Dinner a testament to Purpose of God valuePublished 7:16pm Wednesday, April 17, 2013
It’s not just a dinner — it’s an opportunity to stand and testify to the importance of the good influences and guiding lights for the youth of the community.
Purpose of God Annex Outreach Center’s annual dinner was held at All Saints Hall of St. Peter’s Episcopal Church last month. The organization “thrives on empowering and expanding opportunities” for children, especially for the least served of the communioty: disadvantaged, at-risk and under-challenged youth, adults and families.
The program began with a welcome by Susan Walker, Beaufort County’s chief probation parole officer, and continued with brief attestations from a variety of people whose lives have been touched by Purpose of God Annex— by its afterschool and summer programs and by Project New Hope, which provides a second chance to those previously convicted of crimes, by teaching participants both life and job skills.
Representing the Purpose of God Annex was Bryan Martinez, a third grader at John Cotten Tayloe School. Martinez addressed the crowd from the podium as he talked about how the program has helped him since his mother asked Bishop Samuel Jones Jr. and “Mother” Regina Jones, directors of the Annex, to take his behavioral problems on three years ago.
“At the beginning it was so hard for me, because I didn’t want to follow any orders,” Martinez said. “But with the structure and direction of Bishop Jones, day by day, he was there for me to help change my attitude and become the gentleman that I am today. If God doesn’t touch (the Joneses’) hearts and minds with this beautiful idea, we wouldn’t have an opportunity in our town.”

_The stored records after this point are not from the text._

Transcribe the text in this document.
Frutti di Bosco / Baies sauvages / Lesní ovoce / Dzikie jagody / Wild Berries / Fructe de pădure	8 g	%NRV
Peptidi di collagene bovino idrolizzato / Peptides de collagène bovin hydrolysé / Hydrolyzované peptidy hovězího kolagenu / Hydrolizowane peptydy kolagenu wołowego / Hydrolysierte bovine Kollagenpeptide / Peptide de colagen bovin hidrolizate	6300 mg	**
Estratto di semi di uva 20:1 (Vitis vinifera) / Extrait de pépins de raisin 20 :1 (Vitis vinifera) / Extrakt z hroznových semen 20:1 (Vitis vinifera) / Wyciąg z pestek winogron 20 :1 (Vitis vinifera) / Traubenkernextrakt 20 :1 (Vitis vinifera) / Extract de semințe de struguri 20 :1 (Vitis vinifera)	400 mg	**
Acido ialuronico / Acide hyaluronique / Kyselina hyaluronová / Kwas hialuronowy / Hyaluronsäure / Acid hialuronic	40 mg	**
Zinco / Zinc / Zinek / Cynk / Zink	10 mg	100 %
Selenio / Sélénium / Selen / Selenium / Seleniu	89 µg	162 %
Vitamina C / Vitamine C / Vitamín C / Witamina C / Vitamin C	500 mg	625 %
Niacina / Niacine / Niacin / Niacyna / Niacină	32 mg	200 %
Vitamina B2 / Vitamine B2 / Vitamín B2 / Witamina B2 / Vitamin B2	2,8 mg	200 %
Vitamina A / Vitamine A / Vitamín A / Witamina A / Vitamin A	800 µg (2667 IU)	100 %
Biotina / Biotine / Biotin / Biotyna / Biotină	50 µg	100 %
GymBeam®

Project New Hope participant Tekila Fonville also spoke to the assembled guests, explaining the circumstances that led her to a felony drug conviction and a five-month stint in the Hampton City Jail in Hampton, Va.
“I was not used to facing the consequences of my actions until then,” Fonville explained.
She said that though she had successfully completed her probation and paid her fines, she was still paying the price, unable to find work with a living wage because of the past conviction.
“The felonious mistake I made almost eight years ago follows me still,” Fonville said.
She said that Project New Hope was suggested to her several times over the past few years, but it wasn’t until February of 2013 that she enrolled in the program. Since, she’s started working as an office assistant at First Start Business Ventures, a company that will allow her to advance and grow.
“It’s all thanks to Project New Hope that I have regained my hope that I can and will reestablish myself in a community. For you not to support this program would be a disaster for people like me.”
Purpose of God Annex relies on both private and public funding for its services and enjoys the support of local law enforcement and judges. Like most nonprofits, the organization has at times struggled to fund its operations since the economic recession hit in 2008.
Project New Hope’s next graduation is set for May 24, 12:30 p.m., at the First Presbyterian Church of Washington.